As April ends, the talking heads on TV are calling for everybody to “sell in May and go away.”
But right now is actually the perfect time to buy – especially if we’re talking about volatility expert Mark Sebastian’s top long-term trade pick. He’s my newest colleague, and he’s discovered a new trend in one of my favorite sectors – retail.
All signs are pointing towards one retailer in particular – and Mark is targeting up to a 1,000% gain by year end with this trade strategy.
He’s revealing all the details tomorrow at 4:00 p.m. ET during the official Profit Takeover launch. It’s free – click here to sign up.
Mark’s retail trade isn’t the only stock you should be buying though.
See, what business media has failed to mention is that we’re heading into the fattest part of earnings season so far this year.
More than 800 companies are providing their quarterly results over the next week – of those, more than 130 are listed in the S&P 500.
Which is why you shouldn’t be selling right now!
While everyone else is leaving the market, you should be buying.
Earnings reports alone are one of the biggest catalytic market drivers we can predictably use for big profits.
But now with the mainstream news warning everyone to sell and leave the market, we can swoop in and grab these stocks at discount prices.
My technical charts have pinpointed the three stocks that stand to benefit the most from this situation.
Here are the three stocks you must buy before earnings…
CJ’s Fat Earnings Stock #1
C.H. Robinson Worldwide, Inc. (NASDAQ:CHRW)
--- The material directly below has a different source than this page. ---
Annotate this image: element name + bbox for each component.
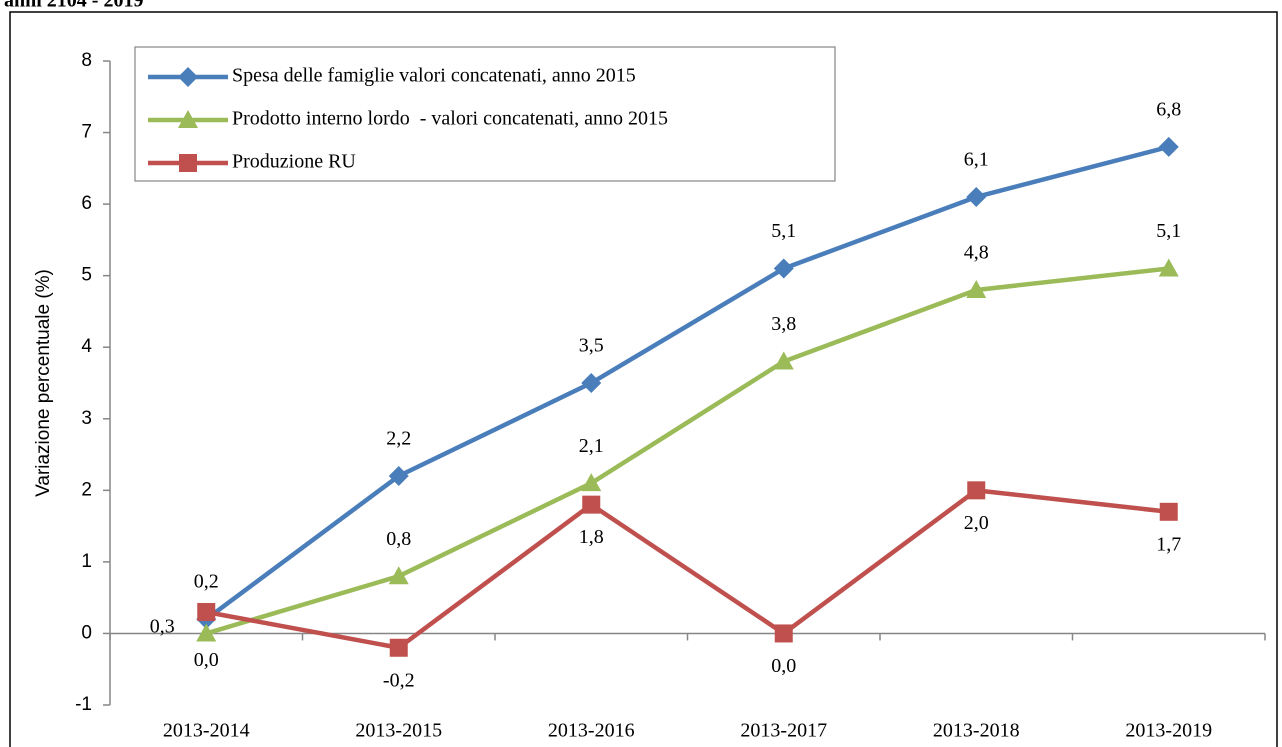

Transportation stocks are one of the stronger sectors in the market as the reopening trade continues to develop.
Trucking companies are seeing increased load and mile bookings as retail and industrial supply chains begin to improve after a year of COVID-related cutoffs and lack of demand.
Fuel prices remain relatively low, and many of these companies are already hedging higher prices using derivatives.
Look for 2021 to continue building load demand for everything from retail to building supplies and industrial / infrastructure products which will play well for the fundamental outlook.
Technically, CHRW maintains its bullish trend with the 50-day and 200-day moving averages combining for support at $95. I’m targeting a move in the rally to $110.
CJ’s Fat Earnings Stock #2
Enphase Energy, Inc. (NASDAQ:ENPH)
ENPH is truly one of the “new technology” leaders in the clean energy space. The company develops and sells microconverter systems used to work with solar panels to change solar power to power that can be used in your house (I’m keeping things simple here).
ENPH has been a relative strength leader in tech group over the last month as shares have put in a technical bottom and are already shifting their trendlines into bullish patterns.
We’re seeing traders start to take smaller positions in the stock as the company approaches its earnings report later this week, a sign that the market is sensing the fact that ENPH may repeat last quarter’s 15% post-earnings spike higher.
Of course, shares are sitting well off their February highs as the stock is trading at a 25% discount to the prices paid immediately after last quarter’s report.
The deep correction in the alternative electric shares is giving investors an opportunity to grab these stocks at a discount ahead of what is likely to be a profit-charged second quarter for the group.
ENPH is among my “best in breed” class of performers in the group, and considered a buy with a short-term target price of 220.00.
CJ’s Fat Earnings Stock #3:
Carnival Corporation & plc (NYSE:CCL)
The last two weeks have been rough on the reopening trade as pandemic headlines have been on the rise. While this was to be expected as we make our way towards the light at the end of the tunnel, the wait may drag out a little further.
CCL will announce their quarterly earnings this week, but more anticipate are any comments that the company may make on their future guidance.
Now, we’re not going to see the company give any information on where they expect things to go from a financial standpoint.
Nobody knows what the Centers for Disease Control and Prevention (CDC) will decide to do, and their decision heavily influences CCL‘s revenues.
What the company will have is the opportunity to drop a “kitchen sink” quarter on investors.
A “kitchen sink” happens when a company drops all of the bad news that they possibly can on the market in order to cleanse the outlook. In other words, just get every bit of bad news out there so that traders will be able to buy or sell the stock on expectations – which are set lower from the kitchen sink announcement – instead of interpretations.
Kitchen sink aside, CCL shares are trading in an intermediate-term bullish trend which is likely to get some help in moving higher by this week’s earnings report.
A break above $30 will get a wider group of investors active in the stock as well as spark a short-covering rally on its way to my target of $36.00.